Audit reasons? See no reasoning, on “continuous” audit.
Even if you enable auditing on Windows 7, it doesn’t behave that way. And even if it did, that’s no excuse, since there should be a separate thread/process/fiber/whatever multiplexing the messages so that locking isn’t needed to synchronize the code sending the auditing events.
Just based on what I’m seeing, I bet the routine took the lock multiple places for short periods of time, and some greenhorn at MS thought it would be more efficient to just take the lock once for the entire stretch of code instead of only protecting the stuff that needed protected.
Going with the “greenhorn” hypothesis.
I’m not “a programmer, working for Google, focusing on optimization and reliability” but let me play the devil’s advocate and ask:
“What’s the point of comparing Windows 10 on a 24 core computer and Windows 7 on an Intel Core 2?”
I mean, how is the comparison meaningful when he’s not comparing different version of Windows on the same hardware? How can he put the blame on Windows 10 and not that specific hardware configuration? And why quote Amdahl’s law when only two cores are available in the “good configuration”? To look smart and impress people?
These are honest, non rhetorical and definitely non trolling questions, by the way.
RT.
On old hardware, with less CPU power running an old version of Windows, you would expect the problem to be much worse.
But it was not!
This shows, that it is mainly a problem/bug of newer versions of Windows (after Win7).
So yes: in this particular case, the comparison made sense.
No it doesn’t. He didn’t try Windows 10 on the older hardware so we just don’t know what would happen with that particular workload. In other words, both of you are making assumptions and my questions still stand. 😉
RT.
He probably should have tried Windows 10 and Windows 7 on the same hardware to get an accurate measurement of how the two differ. Especially since the problem correlates to the number of threads which is related to the number of cores. However, it is very likely that it would still show Windows 7 to be better in that specific use case. Windows 10 redesigned the end of process to be faster by in part not giving as much time to the rest of the system. This saves battery life.
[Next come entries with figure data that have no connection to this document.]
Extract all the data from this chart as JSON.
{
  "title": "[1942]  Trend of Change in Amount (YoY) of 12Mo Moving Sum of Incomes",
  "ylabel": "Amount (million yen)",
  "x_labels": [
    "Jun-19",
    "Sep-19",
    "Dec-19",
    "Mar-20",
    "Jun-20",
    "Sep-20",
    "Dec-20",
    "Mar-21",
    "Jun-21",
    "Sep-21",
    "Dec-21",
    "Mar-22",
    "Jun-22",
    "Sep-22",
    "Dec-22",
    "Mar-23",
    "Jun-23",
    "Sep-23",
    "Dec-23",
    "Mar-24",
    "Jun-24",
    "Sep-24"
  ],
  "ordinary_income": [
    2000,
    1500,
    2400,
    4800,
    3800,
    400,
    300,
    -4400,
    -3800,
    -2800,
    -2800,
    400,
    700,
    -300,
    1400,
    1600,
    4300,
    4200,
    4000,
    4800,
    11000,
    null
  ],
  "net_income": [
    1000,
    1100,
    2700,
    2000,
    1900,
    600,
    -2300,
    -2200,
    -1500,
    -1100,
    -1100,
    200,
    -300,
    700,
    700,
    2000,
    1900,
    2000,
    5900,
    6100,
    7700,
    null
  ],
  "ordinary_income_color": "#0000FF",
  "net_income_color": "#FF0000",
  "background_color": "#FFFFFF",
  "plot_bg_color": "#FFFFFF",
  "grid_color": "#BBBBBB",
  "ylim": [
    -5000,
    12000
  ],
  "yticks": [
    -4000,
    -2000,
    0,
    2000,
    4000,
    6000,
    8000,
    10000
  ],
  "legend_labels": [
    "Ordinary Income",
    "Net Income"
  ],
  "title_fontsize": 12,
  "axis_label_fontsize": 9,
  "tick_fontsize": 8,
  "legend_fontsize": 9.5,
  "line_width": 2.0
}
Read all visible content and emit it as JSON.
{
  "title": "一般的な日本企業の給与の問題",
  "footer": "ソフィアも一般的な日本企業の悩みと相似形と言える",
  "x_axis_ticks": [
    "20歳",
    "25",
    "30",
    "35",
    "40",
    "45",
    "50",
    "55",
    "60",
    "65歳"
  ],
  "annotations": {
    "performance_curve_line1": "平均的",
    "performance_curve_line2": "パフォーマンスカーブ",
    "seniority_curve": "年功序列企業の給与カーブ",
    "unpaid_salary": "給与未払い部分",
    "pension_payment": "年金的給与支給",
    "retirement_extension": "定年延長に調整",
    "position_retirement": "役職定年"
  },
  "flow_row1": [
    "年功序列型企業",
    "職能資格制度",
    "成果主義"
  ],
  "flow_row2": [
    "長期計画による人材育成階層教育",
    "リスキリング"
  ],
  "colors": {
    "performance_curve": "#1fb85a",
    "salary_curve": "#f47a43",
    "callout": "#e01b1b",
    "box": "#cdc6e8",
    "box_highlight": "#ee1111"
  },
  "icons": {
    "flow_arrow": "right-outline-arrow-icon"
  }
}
With a system such as described, where many threads are created and instead of being closed as they finish are all closed at once in the end, the cumulative effect of all the thread closures being bunched together is an unresponsive systems for a duration. Every code design decision carries with it the risk of unusual code performing worse.
irrelevant.
Or you are the one making the illogical assumption, Win10 works miraculously faster on much older and less powerful hardware.
Relevant. You are also just making and assumption. No matter how logical or “obvious”, it’s still an assumption that has NOT been tested in real life.
If Windows 10 is slower (likely) or faster on the much older hardware is not relevant. What is relevant is if the same underlying issue is present.
Does this still happen on 16 threads?
I can see the scaling issue happening more until fixed which kind of reminds me of multi core cpus and older games on windows getting odd errors when they just hit the market, under windows xp especially.
I also find it a bit odd since on XP 64 bit, I did run dual itanium 2 cpus (16 threads) and I didn’t run into many issues, but then again, that was a lab build.
I am working on a project that uses two different compilers to compile my app for two different platforms: msbuild and clang.
Both target platform compile settings are set to use the maximum number of cores available on my host machine (i7 3770- 4 core/8 hw-threads).
When msbuild is used, the windows desktop is perfectly usable.
When clang is used, the mouse and other apps become barely responsive.
It sounds like maybe this is the same problem that the article mentions.
I had to cut the number of cores used by clang to a third just so I can have a usable machine while I compile.
I’m looking forward to MS pushing a fix for this!
But article don’t even touch, trying at a different rig. Is this glitch exclusive of his 24 core?